Followup investigations by independent nuclear watchdog Arne Gundersen (an industry veteran) and the US Nuclear Regulatory Commission strongly suggest that the damage to the tubes resulted from design changes to the replacement steam generators that caused them to vibrate and rub against one another, creating damage to a significant number of thousands of such tubes in each generator.
Southern California Edison says it agrees this is the most plausible explanation for the damage to date. The company was supposed to inform the NRC of any design changes in the replacement steam generators. But it didn’t. And by concealing this information, SC Ed s escaped NRC scrutiny of the replacement process that otherwise would have been mandatory.
A June 19 Associated Press report revealed that the company admits that the new steam generators each “weighed 24 tons more than the originals” and that it “decided to add 400 tubes to each generator.”
At a public meeting in San Juan Capistrano, CA, the NRC’s Elmo Collins “didn’t rule out that one or more generator might have to be replaced, “ but said ‘it was too early to tell.”
Despite these incredible reports of malfeasance, and lack of definitive answers as to what really happened at San Onofre, SCE wants to file a proposal with the NRC as early as August to restart the two shutdown San Onofre reactors. Environmental group Friends of the Earth is fighting this move.
Seven million people live within 50 miles of San Onofre. What might happen to them if San Onofre is allowed to start operating again is contained in a report released earlier this year by the Radiation and Public Health Project, indicating that almost 22,000 “excess” deaths occurred in the US after the Fukushima disaster.
The Radiation and Public Health Project (radiation.org) studies the effects of radioactive emissions from nuclear power plants on human health.
In a February report this year, the RPHP found that “in the 14 weeks after Fukushima fallout” first reached the US, “it is now estimated there were 21,851 deaths greater than expected …in 122 US cities.

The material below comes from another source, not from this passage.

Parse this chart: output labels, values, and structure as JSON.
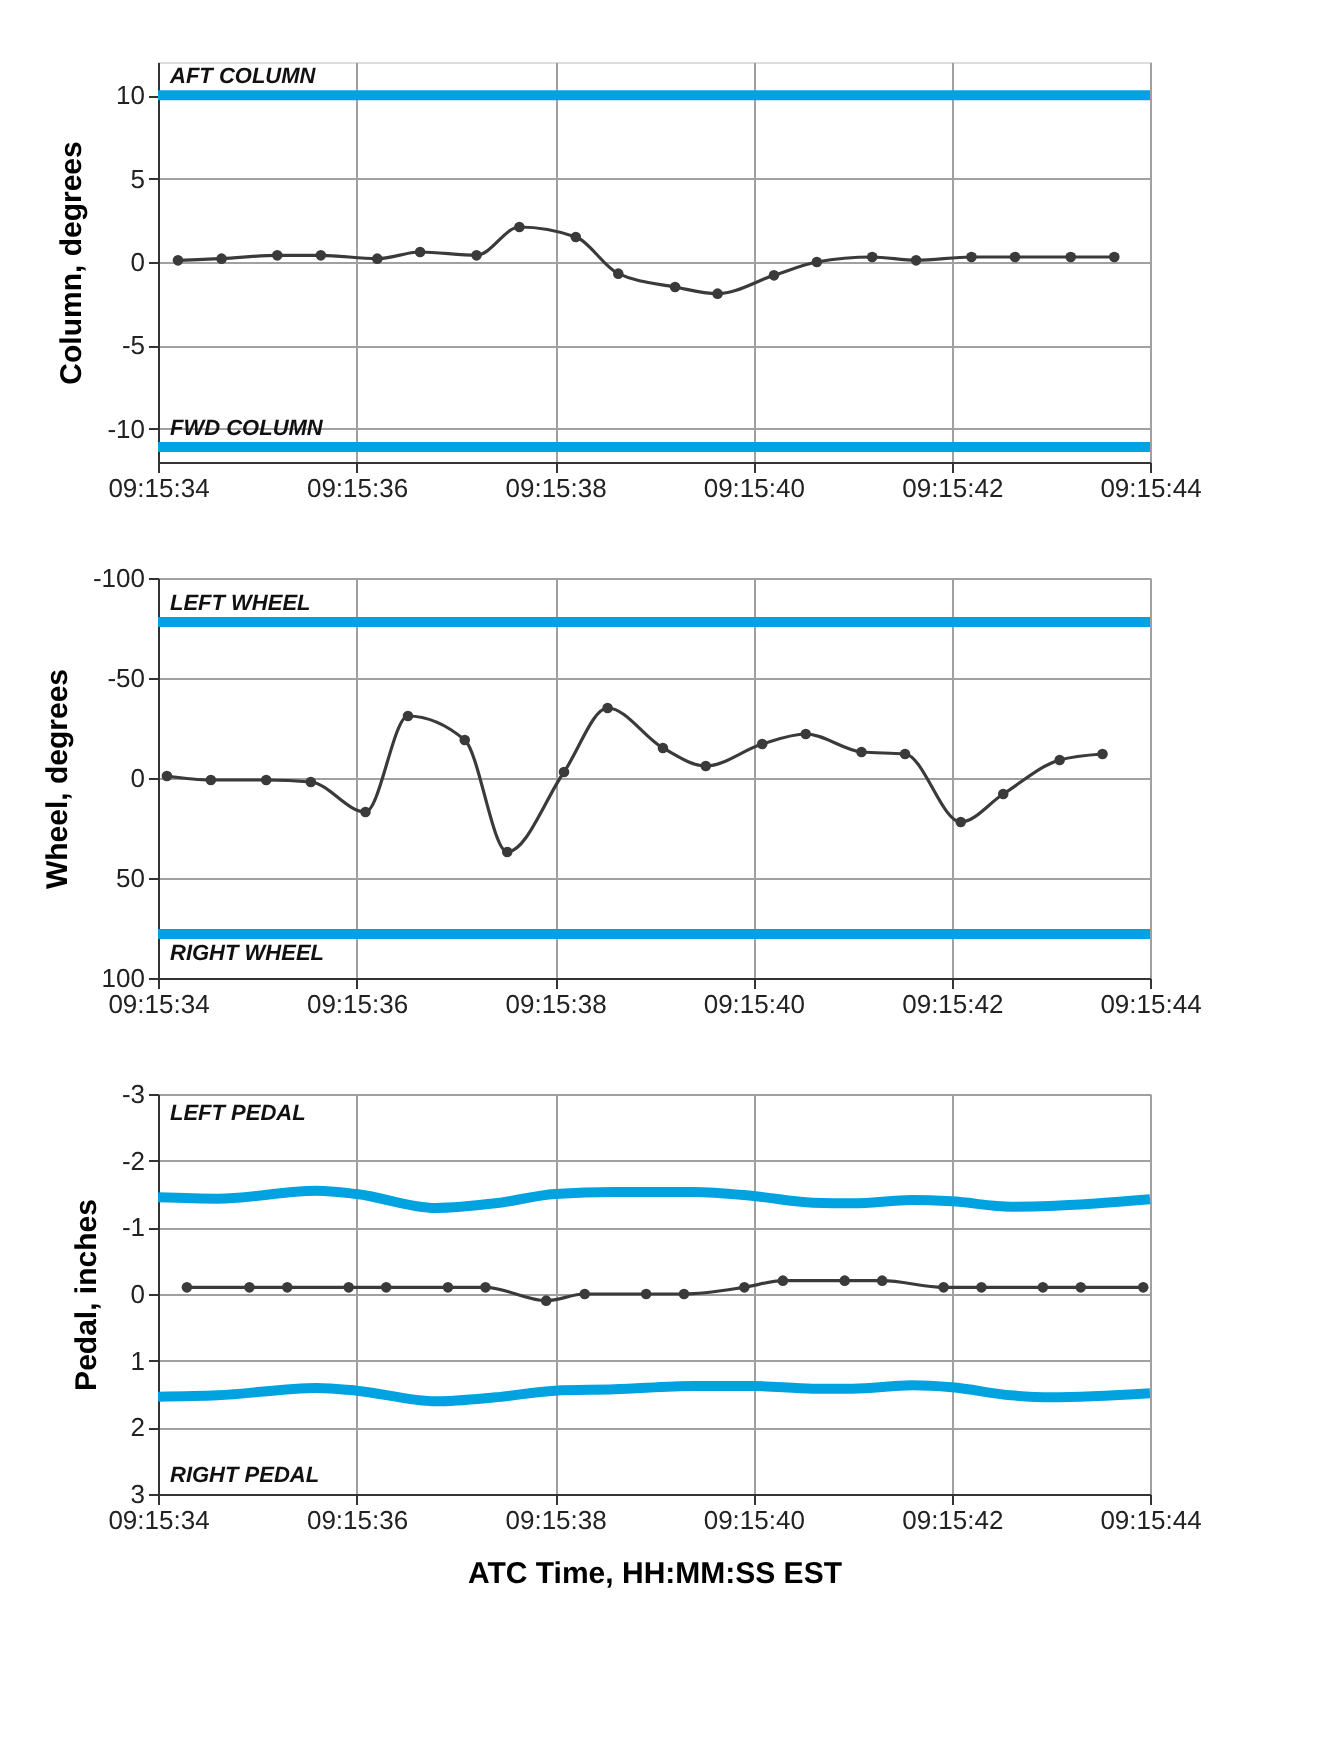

“All age groups had excess numbers of deaths. The highest percentage of deaths was for infants under one. There was a very large increase in pneumonia and influenza deaths after Fukushima.”
The RPHP reached these conclusions after analyzing data from the US Environmental Protection Agency and the US Center For Disease Control.
Michael Steinberg is a veteran activist and writer currently based in San Francisco.